From the 4th century, the Byzantines built a chapel on the top of the original 7th century B.C. tomb in Salamis, and dedicated it to Saint Catherine. The building was used as a Greek Orthodox chapel, a use which continued up until 1974. With the Turkish invasion in Cyprus, the area has become under Turkish control and like almost all Greek Orthodox places of worship in occupied north Cyprus, the chapel of Saint Cathrine's prison has been consecrated. The only reason it survives to this date is because it's located in Salamis and it has archaeological value as a prehistoric tomb. Inside, one could until recently see items of church furniture dotted around the t-shaped interior of the vaulted hall.

Today, the chapel of Saint Catherine's prison has been forgotten by all Cypriots, as well as the Church of Cyprus and the Cyprus Government. No mention is made, nor is anything written in Greek about this important archaeological and religious monument of Cyprus. If by chance someone asks a Cypriot in the street if there is such a monument Cyprus, he will be surprised and will reply that certainly such thing does not exist.

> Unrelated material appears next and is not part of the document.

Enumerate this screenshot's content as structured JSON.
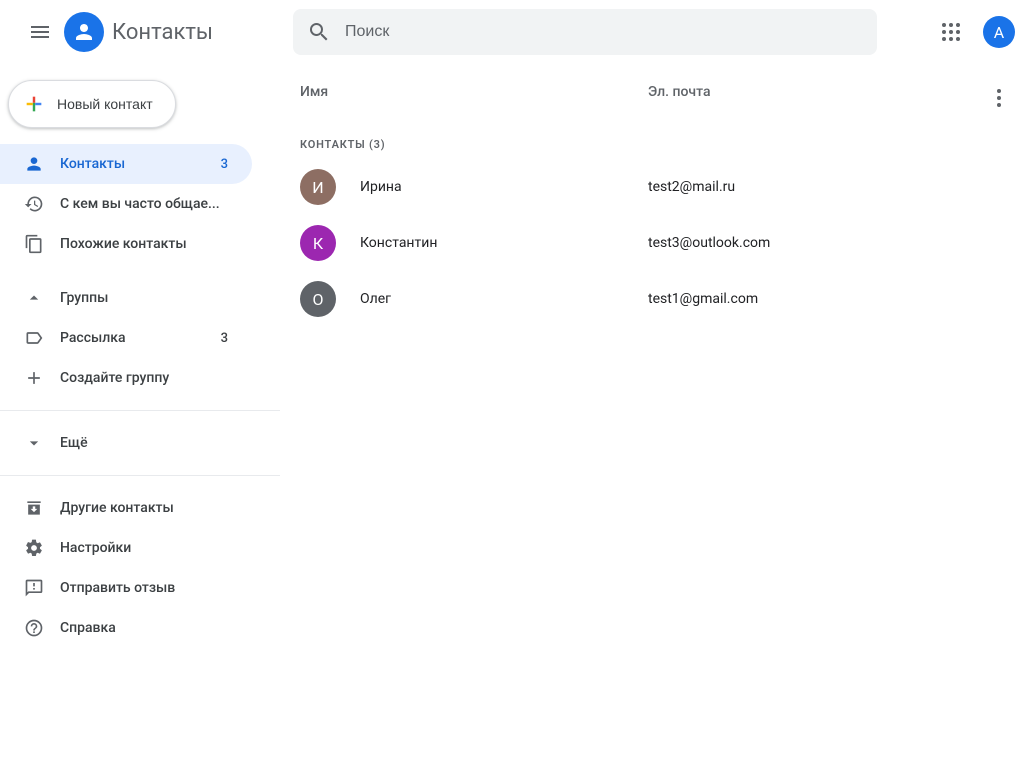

But let us see what relationship the Cypriots had with the chapel of Saint Catherine's prison before 1974, as we will read here:

The third megalithic building was built in response to a water spring of the once city of Salamis, near the homonymous town mentioned above, near a hill that contained a prehistoric grave. There , the British in 1896 discovered a stone room carved in the rock, with a large clay arch of huge volumes over the central room with a stone roof for cover. This building is from the Cypriot-Minoan era, namely the second half of 2000 BC. and is dedicated to Saint Catherine and is worshiped the same way as the Virgin Mary Faneromeni in Larnaca. The area between the hill and the building of the water spring is surrounded by a sacred grove with spinous shrubs (Zyzyphus Spina Christi L.), which currently is maintained intact with the same respect, just as 3.000 years ago. None, neither Christian nor Muslim dares to cut down any tree, or even to break a twig. And all this because they fear that the anger of Saint Catherine will strike them and be punished with blindness as sinners. When the trees grew old and died, new trees grew in their place. Only once a year at Easter, the inhabitants of the neighboring village of Saint Sergius, with the help of priests gathered the fallen trees and broken branches and burned them in the fire of Easter (lampratzia).